Liputan6.com, Jakarta - Kapolri Jenderal Listyo Sigit Prabowo menegaskan bahwa keputusan mengenai penangguhan penahanan Roy Suryo dan dr Tifauziah Tyassuma bukan lagi menjadi kewenangan Polri. Menurut dia, tugas penyidik telah selesai setelah proses pelimpahan tahap II kepada jaksa penuntut umum dilakukan.
“Dari kami Polri telah melaksanakan kewajiban untuk menyerahkan tahap II, termasuk administrasi penyidikan dan penyerahan tersangka. Jadi kewajiban kami sudah selesai,” kata Listyo kepada wartawan di Lapangan Sepolwan Lemdiklat Polri, Selasa (23/6/2026).
Advertisement
Ia menjelaskan, kewenangan terkait penangguhan penahanan kini berada di tangan Kejaksaan.
“Untuk penangguhan penahanan saat ini sudah beralih ke institusi Kejaksaan. Jadi mungkin lebih tepat ditanyakan di sana,” tegasnya.
Sebelumnya, Kejaksaan Negeri (Kejari) Jakarta Selatan memutuskan tidak menahan Roy Suryo dan dr Tifauziah Tyassuma setelah menerima pelimpahan tahap II perkara dugaan pencemaran nama baik terkait tudingan ijazah palsu Presiden ke-7 RI Joko Widodo (Jokowi), Senin (22/6/2026).
Kedua tersangka tetap diperbolehkan pulang.

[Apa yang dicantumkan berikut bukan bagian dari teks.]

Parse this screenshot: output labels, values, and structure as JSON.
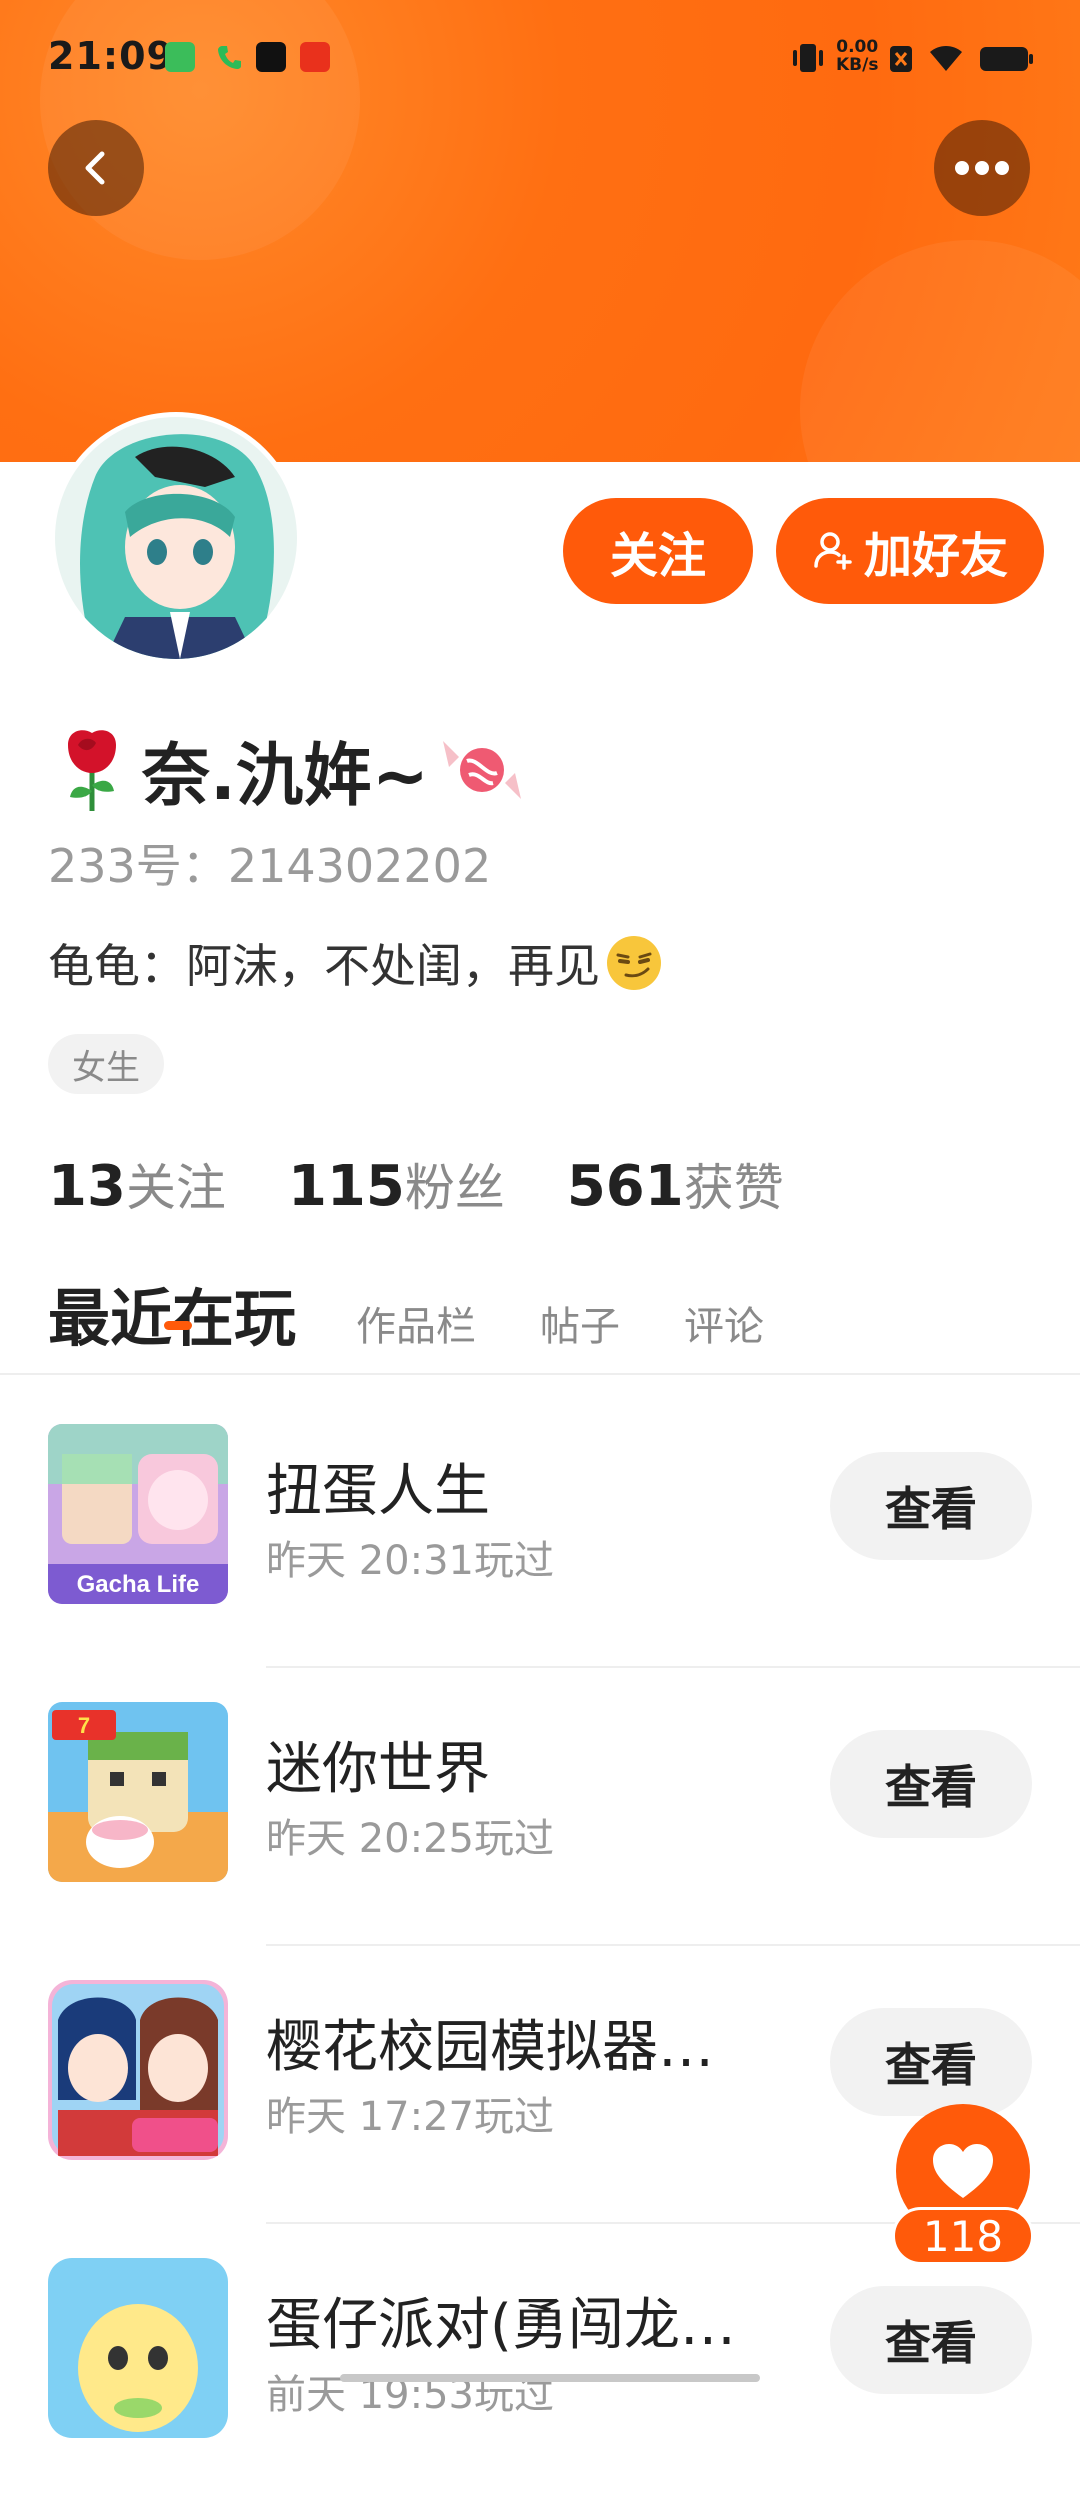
{
  "status_bar": {
    "time": "21:09",
    "net_speed": "0.00",
    "net_unit": "KB/s"
  },
  "profile": {
    "name": "奈.氿姩~",
    "uid_label": "233号：",
    "uid": "214302202",
    "bio": "龟龟：阿沫，不处闺，再见",
    "tag": "女生"
  },
  "actions": {
    "follow": "关注",
    "add_friend": "加好友"
  },
  "stats": [
    {
      "num": "13",
      "label": "关注"
    },
    {
      "num": "115",
      "label": "粉丝"
    },
    {
      "num": "561",
      "label": "获赞"
    }
  ],
  "tabs": [
    {
      "label": "最近在玩"
    },
    {
      "label": "作品栏"
    },
    {
      "label": "帖子"
    },
    {
      "label": "评论"
    }
  ],
  "games": [
    {
      "title": "扭蛋人生",
      "time": "昨天 20:31玩过",
      "button": "查看"
    },
    {
      "title": "迷你世界",
      "time": "昨天 20:25玩过",
      "button": "查看"
    },
    {
      "title": "樱花校园模拟器…",
      "time": "昨天 17:27玩过",
      "button": "查看"
    },
    {
      "title": "蛋仔派对(勇闯龙…",
      "time": "前天 19:53玩过",
      "button": "查看"
    }
  ],
  "like": {
    "count": "118"
  },
  "colors": {
    "accent": "#ff5a0a",
    "header": "#ff6f12"
  }
}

Namun, mereka diwajibkan melapor satu kali setiap pekan hingga proses persidangan berlangsung.
Kepala Kejaksaan Negeri Jakarta Selatan Marcelo Bellah mengatakan, penyidik Direktorat Reserse Kriminal Umum Polda Metro Jaya telah menyerahkan tanggung jawab tersangka dan barang bukti kepada jaksa penuntut umum.

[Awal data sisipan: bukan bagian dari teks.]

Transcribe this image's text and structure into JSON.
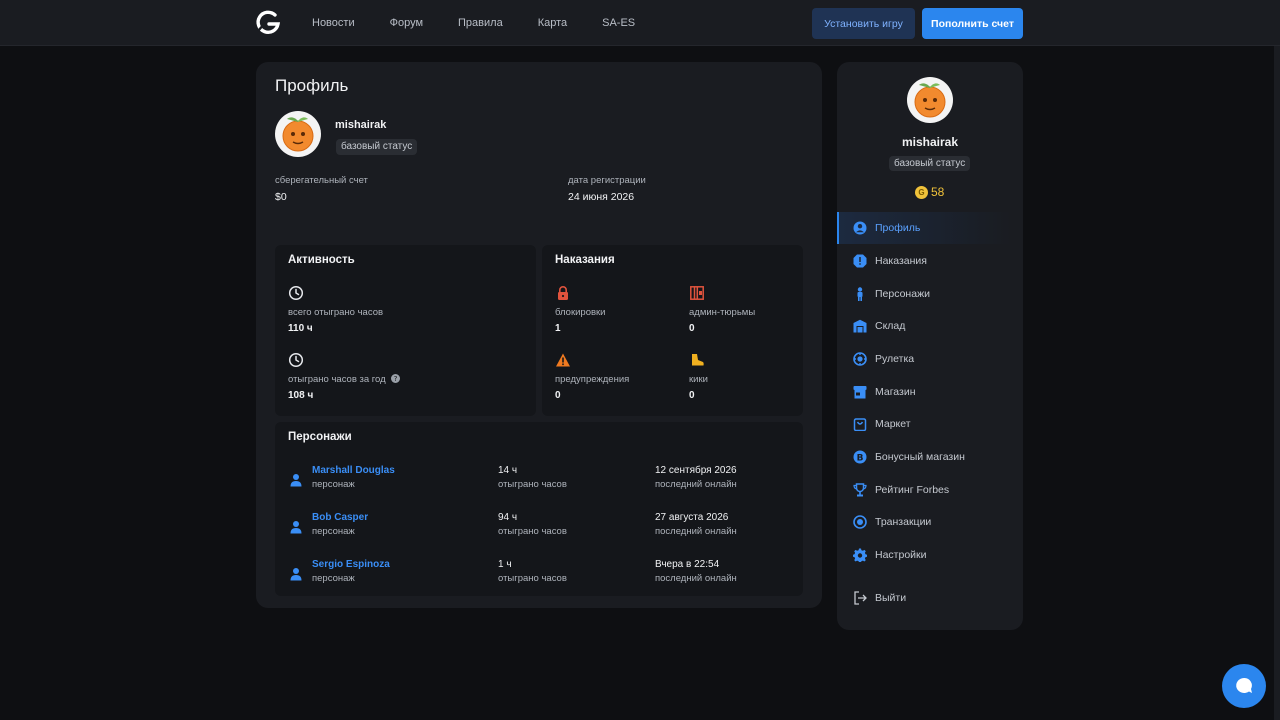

“Hari ini penyidik Ditreskrimum Polda Metro Jaya telah menyerahkan tanggung jawab tersangka dan barang bukti kepada kami selaku penuntut umum,” kata Marcelo dalam konferensi pers, Senin (22/6/2026).
Menurut dia, terdapat dua tersangka yang diserahkan, yakni Roy Suryo dan dr Tifauziah Tyassuma.
Selain kedua tersangka, penyidik juga menyerahkan 714 barang bukti. Barang bukti tersebut didominasi dokumen, buku, telepon genggam, serta flashdisk yang berisi tautan maupun video terkait perkara.